Estamos na Inglaterra e sabemos logo da sua beleza e sensibilidade. Corpo e Letra já se
confundem. O belo jovem é também poeta e está a escrever um poema chamado O Carvalho. Muito luxo e riqueza o
envolvem. A rainha “Bess” (Elizabeth I) é descrita assim: “mão cheia de anéis
(...) fina (...) dedos longos sempre arqueados (...) nervosa, frenética, mórbida
mão (...) ligada a um velho corpo que recendia como um armário onde há peles
conservadas em cânfora” (p. 12).
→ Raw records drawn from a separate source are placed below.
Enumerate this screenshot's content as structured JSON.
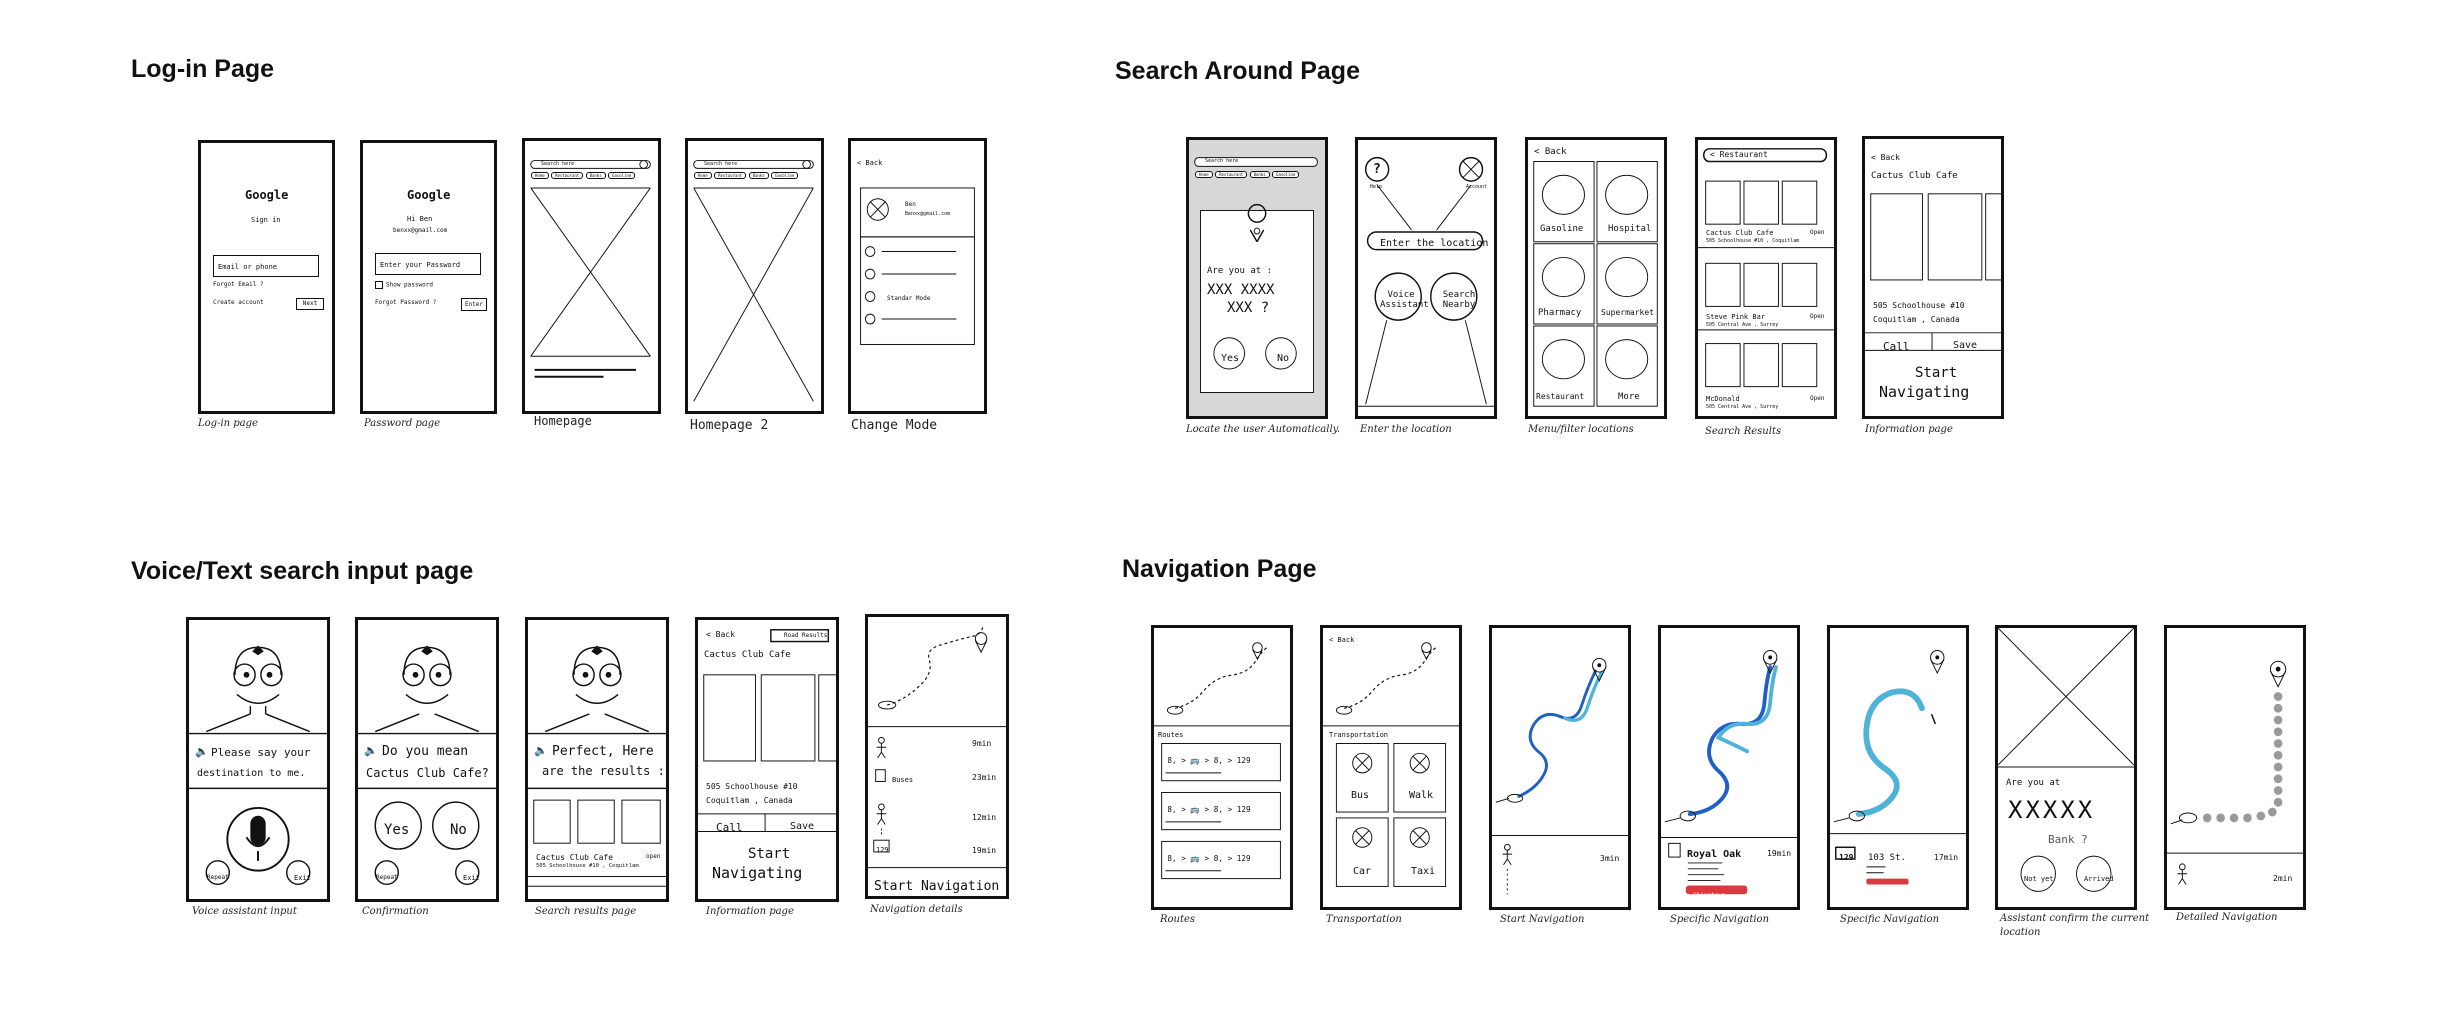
{
  "sections": {
    "login": {
      "title": "Log-in Page"
    },
    "search": {
      "title": "Search Around Page"
    },
    "voice": {
      "title": "Voice/Text search input page"
    },
    "nav": {
      "title": "Navigation Page"
    }
  },
  "login_frames": {
    "f1": {
      "caption": "Log-in page",
      "logo": "Google",
      "subtitle": "Sign in",
      "field": "Email or phone",
      "forgot": "Forgot Email ?",
      "create": "Create account",
      "next": "Next"
    },
    "f2": {
      "caption": "Password page",
      "logo": "Google",
      "greeting": "Hi Ben",
      "email": "benxx@gmail.com",
      "field": "Enter your Password",
      "show": "Show password",
      "forgot": "Forgot Password ?",
      "enter": "Enter"
    },
    "f3": {
      "caption": "Homepage",
      "search": "Search here",
      "chips": [
        "Home",
        "Restaurant",
        "Banks",
        "Gasoline"
      ]
    },
    "f4": {
      "caption": "Homepage 2",
      "search": "Search here",
      "chips": [
        "Home",
        "Restaurant",
        "Banks",
        "Gasoline"
      ]
    },
    "f5": {
      "caption": "Change Mode",
      "back": "< Back",
      "name": "Ben",
      "email": "Benxx@gmail.com",
      "mode": "Standar Mode"
    }
  },
  "search_frames": {
    "f1": {
      "caption": "Locate the user Automatically.",
      "search": "Search here",
      "chips": [
        "Home",
        "Restaurant",
        "Banks",
        "Gasoline"
      ],
      "question": "Are you at :",
      "placeholder1": "XXX XXXX",
      "placeholder2": "XXX ?",
      "yes": "Yes",
      "no": "No"
    },
    "f2": {
      "caption": "Enter the location",
      "help": "Help",
      "account": "Account",
      "enter": "Enter the location",
      "voice": "Voice Assistant",
      "nearby": "Search Nearby"
    },
    "f3": {
      "caption": "Menu/filter locations",
      "back": "< Back",
      "cells": [
        "Gasoline",
        "Hospital",
        "Pharmacy",
        "Supermarket",
        "Restaurant",
        "More"
      ]
    },
    "f4": {
      "caption": "Search Results",
      "pill": "< Restaurant",
      "r1": "Cactus Club Cafe",
      "r1a": "505 Schoolhouse #10 , Coquitlam",
      "r2": "Steve Pink Bar",
      "r2a": "505 Central Ave , Surrey",
      "r3": "McDonald",
      "r3a": "505 Central Ave , Surrey",
      "open": "Open"
    },
    "f5": {
      "caption": "Information page",
      "back": "< Back",
      "name": "Cactus Club Cafe",
      "addr1": "505 Schoolhouse #10",
      "addr2": "Coquitlam , Canada",
      "call": "Call",
      "save": "Save",
      "start1": "Start",
      "start2": "Navigating"
    }
  },
  "voice_frames": {
    "f1": {
      "caption": "Voice assistant input",
      "msg1": "Please say your",
      "msg2": "destination to me.",
      "repeat": "Repeat",
      "exit": "Exit"
    },
    "f2": {
      "caption": "Confirmation",
      "msg1": "Do you mean",
      "msg2": "Cactus Club Cafe?",
      "yes": "Yes",
      "no": "No",
      "repeat": "Repeat",
      "exit": "Exit"
    },
    "f3": {
      "caption": "Search results page",
      "msg1": "Perfect, Here",
      "msg2": "are the results :",
      "r1": "Cactus Club Cafe",
      "r1a": "505 Schoolhouse #10 , Coquitlam",
      "open": "open"
    },
    "f4": {
      "caption": "Information page",
      "back": "< Back",
      "road": "Road Results",
      "name": "Cactus Club Cafe",
      "addr1": "505 Schoolhouse #10",
      "addr2": "Coquitlam , Canada",
      "call": "Call",
      "save": "Save",
      "start1": "Start",
      "start2": "Navigating"
    },
    "f5": {
      "caption": "Navigation details",
      "t1": "9min",
      "buses": "Buses",
      "t2": "23min",
      "t3": "12min",
      "t4": "19min",
      "start": "Start Navigation"
    }
  },
  "nav_frames": {
    "f1": {
      "caption": "Routes",
      "routes": "Routes"
    },
    "f2": {
      "caption": "Transportation",
      "back": "< Back",
      "title": "Transportation",
      "modes": [
        "Bus",
        "Walk",
        "Car",
        "Taxi"
      ]
    },
    "f3": {
      "caption": "Start Navigation",
      "time": "3min"
    },
    "f4": {
      "caption": "Specific Navigation",
      "stop": "Royal Oak",
      "time": "19min",
      "tag": "Chinatown"
    },
    "f5": {
      "caption": "Specific Navigation",
      "bus": "129",
      "stop": "103 St.",
      "time": "17min"
    },
    "f6": {
      "caption": "Assistant confirm the current location",
      "question": "Are you at",
      "mask": "XXXXX",
      "bank": "Bank ?",
      "notyet": "Not yet",
      "arrived": "Arrived"
    },
    "f7": {
      "caption": "Detailed Navigation",
      "time": "2min"
    }
  },
  "colors": {
    "ink": "#111111",
    "route_light": "#4fb3d9",
    "route_dark": "#1f5fc7",
    "tag": "#d9393f",
    "dots": "#9a9a9a",
    "gray_frame": "#d7d7d7"
  }
}
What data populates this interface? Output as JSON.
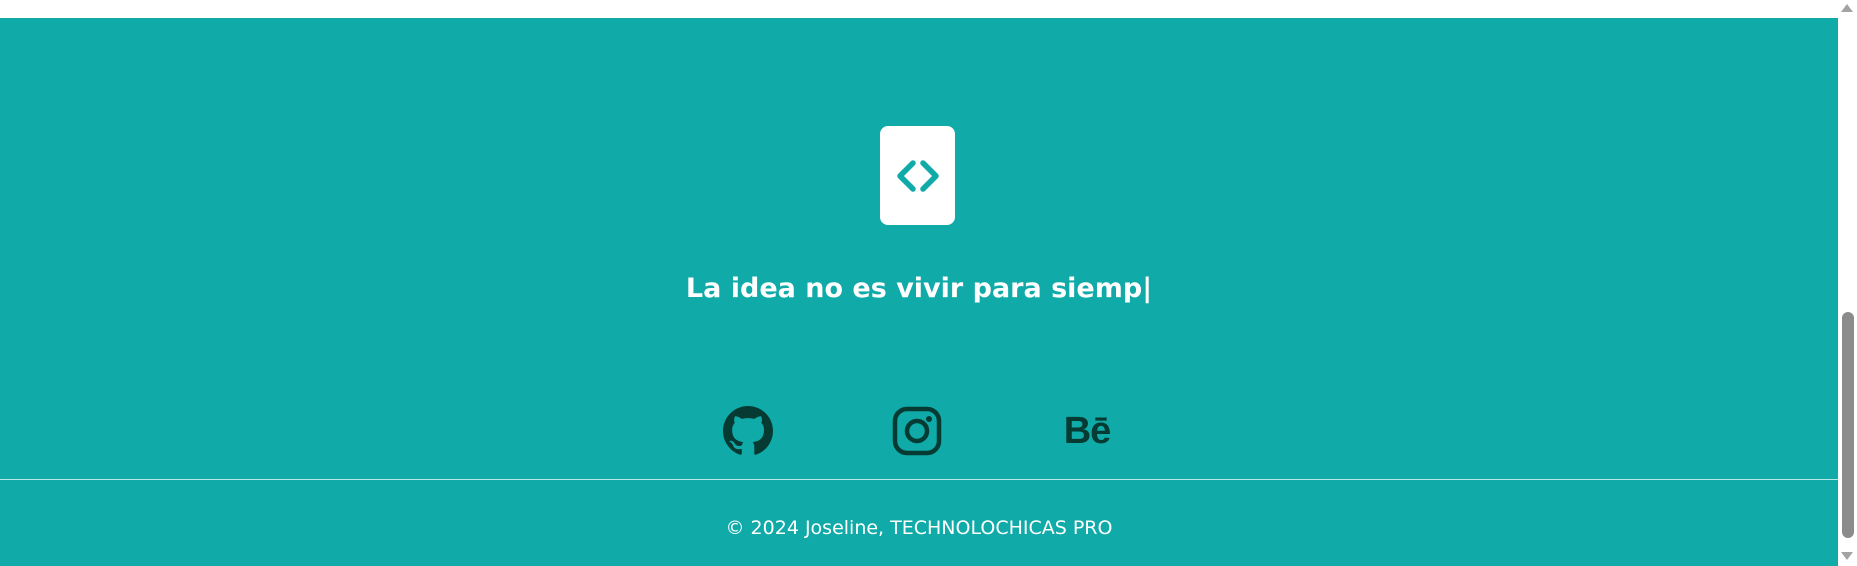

A ideia que se passa do poeta é a do “homem
que não nos vê, que está vendo ogros, sátiros ou talvez o fundo do mar” (p.12).
A tradução de Cecília acentua ainda mais a Letra, representando o espírito, em
relação ao corpo do juízo e da razão num devaneio que atravessa séculos. Da
rainha Elizabeth I vai-se direto à coroação do rei Jaime, uma festa
carnavalesca misturando classes e gêneros rodeados por humor e esplendor
poético (p.23). A figura da princesa
russa Sacha (a “flor do perigo crescendo numa fresta” -p.22) com olhos que
parecem “pescados no fundo do mar” (p.21) encanta-nos num passeio de patins
sobre o congelado rio Tâmisa, em êxtase e intimidade com nosso herói que causou
escândalo à época. Orlando desfaz um noivado para entregar-se a esse seu amor. “seus outros amores (...) comparados
àquele, tinham sido de pau, estopa e cinzas (...) [mas] entre a felicidade e a
melancolia não medeia mais espessura que a de uma lâmina de uma faca” (p.25). Em
Sacha algo parecia escondido, como uma chama parece oculta numa esmeralda, “ou
o sol aprisionado numa colina” (p.26). O que não é inglês é visto como exótico
(Orientalismo nos moldes de Edward
Said?), num determinado trecho chega-se a falar da “sociedade dos macacos nos
trópicos” (p.101). Os russos são descritos como seres que partiam carne com as
mãos, as russas usariam barbas e eles viveriam em “cabanas” (p.27). Londres é
mostrada em sua “assombrosa beleza contra as nuvens do ocaso” (p.29). Sacha e
Orlando planejam uma fuga (ideia dele) e no meio do caminho assistem a trecho
de “Otelo”: “um negro sacudia os braços e vociferava (...) acho que deveria
haver um eclipse do sol e da lua e que o mundo assustado deveria bocejar”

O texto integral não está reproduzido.